How do we implement the masking? We set the attention scores to negative infinity for future tokens before the softmax operation, effectively zeroing out their contribution:

\text{Mask}(Q, K, V) = \text{softmax}\left(\frac{QK^T + M}{\sqrt{d_k}}\right)V

where M is a matrix with -\infty for positions corresponding to future tokens. The result is attention scores where tokens attend only to previous tokens.

Cross-Attention

Cross-attention occurs when the Query comes from one sequence (like a sentence being generated) and the Keys and Values come from another sequence (like the input sentence you want to translate). Here, the model learns to align information from input to output, a sort of bilingual dictionary lookup, but learned and fuzzy.

The mechanism works by using queries (Q) from the decoder’s previous layer and keys (K) and values (V) from the encoder’s output. This enables each position in the decoder to attend to the full encoder sequence without any masking, since encoding is already complete.

For instance, in translating “I love you” to “Je t’aime”, cross-attention helps each French word focus on relevant English words (“Je” attends to “I”, and “t’aime” to “love”), maintaining semantic relationships between input and output.

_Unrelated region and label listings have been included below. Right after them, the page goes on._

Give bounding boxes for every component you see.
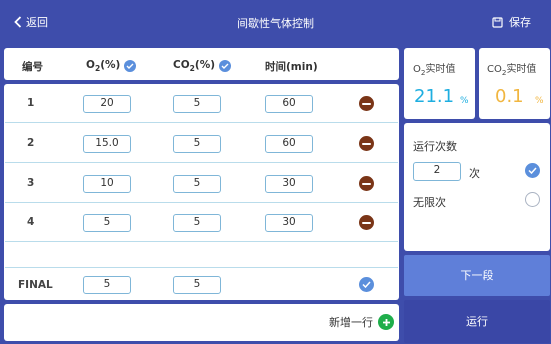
plus-icon: [378, 314, 394, 330]
o2-input[interactable]: 20: [83, 95, 131, 113]
row-divider: [5, 202, 398, 203]
column-header-o2: O2(%): [86, 59, 137, 73]
co2-unit: %: [535, 96, 544, 106]
row-divider: [5, 267, 398, 268]
row-divider: [5, 122, 398, 123]
add-row-label: 新增一行: [329, 316, 373, 329]
delete-row-button[interactable]: [359, 136, 374, 151]
check-icon[interactable]: [124, 60, 137, 73]
run-count-radio-selected[interactable]: [525, 163, 540, 178]
time-input[interactable]: 30: [265, 214, 313, 232]
column-header-co2: CO2(%): [173, 59, 232, 73]
page-title: 间歇性气体控制: [237, 17, 314, 30]
final-check-icon[interactable]: [359, 277, 374, 292]
save-button[interactable]: 保存: [492, 14, 531, 30]
time-input[interactable]: 60: [265, 95, 313, 113]
o2-realtime-card: O2实时值 21.1 %: [404, 48, 475, 119]
o2-unit: %: [460, 96, 469, 106]
co2-realtime-card: CO2实时值 0.1 %: [479, 48, 550, 119]
unlimited-label: 无限次: [413, 196, 446, 209]
time-input[interactable]: 30: [265, 175, 313, 193]
add-row-button[interactable]: 新增一行: [329, 314, 394, 330]
next-segment-label: 下一段: [460, 269, 494, 282]
o2-input[interactable]: 15.0: [83, 135, 131, 153]
co2-realtime-label: CO2实时值: [487, 64, 537, 77]
delete-row-button[interactable]: [359, 215, 374, 230]
row-label: 2: [27, 137, 35, 149]
save-icon: [492, 16, 503, 28]
run-count-title: 运行次数: [413, 140, 457, 153]
o2-realtime-value: 21.1: [414, 86, 455, 107]
final-co2-input[interactable]: 5: [173, 276, 221, 294]
delete-row-button[interactable]: [359, 96, 374, 111]
row-label: 1: [27, 97, 35, 109]
column-header-time: 时间(min): [265, 61, 318, 73]
o2-input[interactable]: 5: [83, 214, 131, 232]
final-label: FINAL: [18, 279, 53, 291]
top-bar: 返回 间歇性气体控制 保存: [0, 0, 551, 44]
run-count-unit: 次: [469, 167, 480, 180]
co2-input[interactable]: 5: [173, 95, 221, 113]
o2-input[interactable]: 10: [83, 175, 131, 193]
save-label: 保存: [509, 16, 531, 29]
run-count-input[interactable]: 2: [413, 162, 461, 181]
run-button[interactable]: 运行: [404, 300, 550, 343]
row-divider: [5, 162, 398, 163]
row-label: 4: [27, 216, 35, 228]
co2-input[interactable]: 5: [173, 214, 221, 232]
row-divider: [5, 241, 398, 242]
co2-realtime-value: 0.1: [495, 86, 524, 107]
column-header-id: 编号: [22, 61, 43, 73]
run-label: 运行: [466, 315, 488, 328]
co2-input[interactable]: 5: [173, 135, 221, 153]
time-input[interactable]: 60: [265, 135, 313, 153]
row-label: 3: [27, 177, 35, 189]
delete-row-button[interactable]: [359, 176, 374, 191]
co2-input[interactable]: 5: [173, 175, 221, 193]
next-segment-button[interactable]: 下一段: [404, 255, 550, 296]
final-o2-input[interactable]: 5: [83, 276, 131, 294]
o2-realtime-label: O2实时值: [413, 64, 456, 77]
unlimited-radio[interactable]: [525, 192, 540, 207]
check-icon[interactable]: [219, 60, 232, 73]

The cross-attention formula is:

\text{CrossAttention}(Q, K, V) = \text{softmax}\left(\frac{QK^T}{\sqrt{d_k}}\right)V

where Q comes from the decoder and K, V come from the encoder. This effectively bridges the encoding and decoding processes.

Putting It All Together

Let’s overview the transformer architecture and see how the components fit into the overall architecture.

We hope that you now have a better understanding of the transformer architecture and how the components fit together into the overall architecture.

The Key Insight

Every time you use GPT (ChatGPT, Claude, Gemini, etc.), you’re seeing transformers in action. Transformers don’t “think”. They perform statistical pattern matching at scale.